Thursday, November 11, 2010

the first case of intracellular symbiosis

From World...

A clue about the single-celled alga Oophila amblystomatis can be found in its name: It means "salamander egg lover."...these algae have been known to enjoy a mutually beneficial relationship with the offspring of the spotted inside the egg sac of the embryos, which grow more quickly because of the oxygen and carbohydrate produced by the algae during photosynthesis. In turn, the algae feed on the nitrogen-saturated waste of the embryo. have scientists noticed Oophila lurking inside the embryo itself—in its very cells...speculate that the algae are passed directly from mother to egg.


At November 11, 2010 at 2:17 PM , Blogger William Lang said...

I recall reading about an experiment done some time ago involving, if memory serves, a bacterial species that was introduced into a certain amoeba species and ended up forming a successful symbiotic relationship; a new "species" was formed—the bacteria and amoeba became depended upon each other, and when the amoeba divided, the daughter cells contained the bacteria.

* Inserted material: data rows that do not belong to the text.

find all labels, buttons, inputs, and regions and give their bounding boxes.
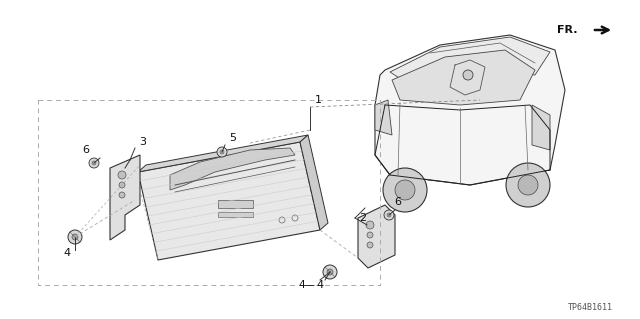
Circle shape bbox=[68, 230, 82, 244]
Circle shape bbox=[383, 168, 427, 212]
Circle shape bbox=[119, 182, 125, 188]
Circle shape bbox=[463, 70, 473, 80]
Circle shape bbox=[518, 175, 538, 195]
Text: 5: 5 bbox=[230, 133, 237, 143]
Circle shape bbox=[119, 192, 125, 198]
Text: 4—: 4— bbox=[298, 280, 315, 290]
Circle shape bbox=[323, 265, 337, 279]
Circle shape bbox=[395, 180, 415, 200]
Polygon shape bbox=[300, 135, 328, 230]
Circle shape bbox=[220, 150, 224, 154]
Circle shape bbox=[217, 147, 227, 157]
Text: 6: 6 bbox=[83, 145, 90, 155]
Text: 6: 6 bbox=[394, 197, 401, 207]
Polygon shape bbox=[358, 205, 395, 268]
Circle shape bbox=[327, 269, 333, 275]
Circle shape bbox=[387, 213, 391, 217]
Circle shape bbox=[118, 171, 126, 179]
Text: 4: 4 bbox=[63, 248, 70, 258]
Polygon shape bbox=[532, 105, 550, 150]
Circle shape bbox=[367, 242, 373, 248]
Circle shape bbox=[367, 232, 373, 238]
Text: 2: 2 bbox=[360, 213, 367, 223]
Polygon shape bbox=[138, 135, 308, 172]
Text: 1: 1 bbox=[314, 95, 321, 105]
Circle shape bbox=[506, 163, 550, 207]
Polygon shape bbox=[392, 50, 535, 105]
Polygon shape bbox=[390, 37, 550, 85]
Circle shape bbox=[89, 158, 99, 168]
Text: 4: 4 bbox=[316, 280, 324, 290]
Circle shape bbox=[72, 234, 78, 240]
Text: TP64B1611: TP64B1611 bbox=[568, 303, 612, 313]
Polygon shape bbox=[375, 35, 565, 185]
Bar bbox=[218, 212, 253, 217]
Polygon shape bbox=[138, 142, 320, 260]
Text: FR.: FR. bbox=[557, 25, 577, 35]
Circle shape bbox=[384, 210, 394, 220]
Circle shape bbox=[366, 221, 374, 229]
Bar bbox=[218, 200, 253, 208]
Circle shape bbox=[92, 161, 96, 165]
Polygon shape bbox=[375, 100, 392, 135]
Text: 3: 3 bbox=[140, 137, 147, 147]
Polygon shape bbox=[110, 155, 140, 240]
Polygon shape bbox=[170, 148, 295, 190]
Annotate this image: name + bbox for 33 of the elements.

Apparently, this kind of symbiosis is important in evolution. In biology, there are (essentially) two kinds of cells, prokaryotic and eukaryotic (with or without a nucleus). The latter cells are the kind all plants and animals are made of; the former are represented by bacteria. Eukaryotic cells are extremely complex compared to prokaryotic cells. It's difficult to understand how such complex cells could have evolved. But a big hint is the discovery that some of the structures (organelles) found in eukaryotic cells bear a strong resemblance to certain kinds of bacteria. For example, the chloroplasts found in algae cells bear a strong resemblance to cyanobacteria, which contain chlorophyll (they do photosynthesis). The mitochondria found in most animal and plant cells resemble another bacteria species (I forget which one). So the surmise is that modern eukaryotic cells originated as symbioses between various bacterial species, before multi-celled organisms appeared a billion or more years ago.